Bonding With The In-Laws
Even if you and your husband-to-be are having your third wedding, and even if these nuptials are, like the ones that came before them, doomed to fail spectacularly since you actually have no desire to marry your husband-to-be, it is still important to spend quality time with your in-laws, so it's not wrong, exactly, that Luke and Liz spent a good deal of time today bonding over shared interests and habits.
What is wrong is that they bonded over...being miserable in lives that they never wanted. At an engagement party! What the what?
Liz, to her credit, knew how blatantly inappropriate the conversation was and flashed Luke one of her patented awesome facial expressions when he said...
Luke: He will. I'm very happy for him. I'd like to be happy for you, too, but I...I get the feeling maybe you're not as sure about all this as he is.
(It was very "We're going there? Really? Here? I don't think that's what you want to be doing")
but that didn't stop the douchery.
Elizabeth: This time, Lucky and I are gonna make it. I know we will. I want to be married to him. I really do love him.
Luke: I think you do. And he loves you, too. But sometimes, you know, love isn't enough.
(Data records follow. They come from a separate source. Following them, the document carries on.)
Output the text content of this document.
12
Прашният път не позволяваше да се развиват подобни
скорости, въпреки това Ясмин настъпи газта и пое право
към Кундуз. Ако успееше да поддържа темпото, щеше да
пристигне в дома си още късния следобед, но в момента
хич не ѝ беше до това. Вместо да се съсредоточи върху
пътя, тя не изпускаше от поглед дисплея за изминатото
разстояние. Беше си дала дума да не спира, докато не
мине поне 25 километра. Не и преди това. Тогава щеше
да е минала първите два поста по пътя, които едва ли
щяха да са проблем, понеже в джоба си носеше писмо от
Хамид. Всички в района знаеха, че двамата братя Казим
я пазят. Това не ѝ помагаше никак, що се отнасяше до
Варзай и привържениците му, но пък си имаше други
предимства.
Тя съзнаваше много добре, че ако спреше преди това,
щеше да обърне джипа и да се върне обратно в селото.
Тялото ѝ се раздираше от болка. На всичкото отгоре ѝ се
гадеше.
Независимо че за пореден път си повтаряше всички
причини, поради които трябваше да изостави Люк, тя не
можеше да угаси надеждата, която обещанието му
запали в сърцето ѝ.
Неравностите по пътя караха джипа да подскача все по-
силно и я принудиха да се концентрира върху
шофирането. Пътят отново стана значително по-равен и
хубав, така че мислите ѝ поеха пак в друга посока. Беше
His mother and I are a good example of that.
Actually, you and Lucky's mother are a good example of what happens when a criminally inept head writer is given carte blanche to run a show into the ground, the first step being the complete and utter destruction of daytime's most iconic relationship, for, as far as I can tell, no other reason but "Haha, I can do what I want, and it is awesome!", but I guess that would have taken too long to say.
Elizabeth: Yeah, well, it's not just about love. I mean, Lucky and I want the same things. We want the same kind of life.
Luke: You're sure about that? You know, I used to, uh, fear that Lucky would wake up in this house the way I used to. With the walls closing in on him, not being able to breathe, suffocating. Elizabeth, I used to get up before dawn and sit out on that porch and actually think, how far down the road could I get before dark? But now I'm thinking maybe it isn't Lucky who's gonna get trapped in this house. Maybe it's you.
I'll admit in advance that the following borders on melodramatic, but it needs to be said: when Luke reinvents his life with Laura and tries to spin it as though he was miserable and hated his whole family (even though there are hours and hours available of clips on YouTube proving how patently false that is), IT MAKES ME PRAY FOR DEATH.
Speaking of douchery and wishing I were dead...
Luke: Uh, everyone! I'd like to have your attention. I'm gonna make a little announcement here. Since we're all together for the first time in, I don't know, maybe forever, uh, I'd like to take the opportunity to welcome Elizabeth back into the family. Although she was never really gone, it is nice that you will be a Spencer again. And, uh, on that note, I really don't know what everybody knows or what-- the details are really not important--but the point is, I would like you to welcome my son Ethan into the family. He is a Spencer.
"Uh, why are we spending so much time talking about that other guy when we should really be talking about my SON Ethan, who is AWESOME and I LOVE HIM. Ethan Awesome, Awesome, Ethan. Lucky, what are you still doing here?" Really, what social disorder does this man have?
Also, Lesley (who was on this episode today, OMFG*) was interested in taking a picture to the awesomely awesome Ethan to show Laura
Lesley: Among other things, yeah. Um, Laura is curious to see what Ethan looks like.
I don't know that she actually needed the picture, because "Tall, doofy, douchey and unwashed" paints a pretty accurate portrait. I kid about the douchey part (at least as far as personality is concerned. That wardrobe can be described no other way). To his credit, Ethan was uncomfortable and apologetic about the whole thing, and has been increasingly tolerable, which makes me the uncomfortable one.
*Lesley AND Bobbie AND Audrey AND Cam!
The appearance of these vets so delighted me that all I am going to say about that last screencap is that Cam is presh to the tenth power. That is some major delight right there!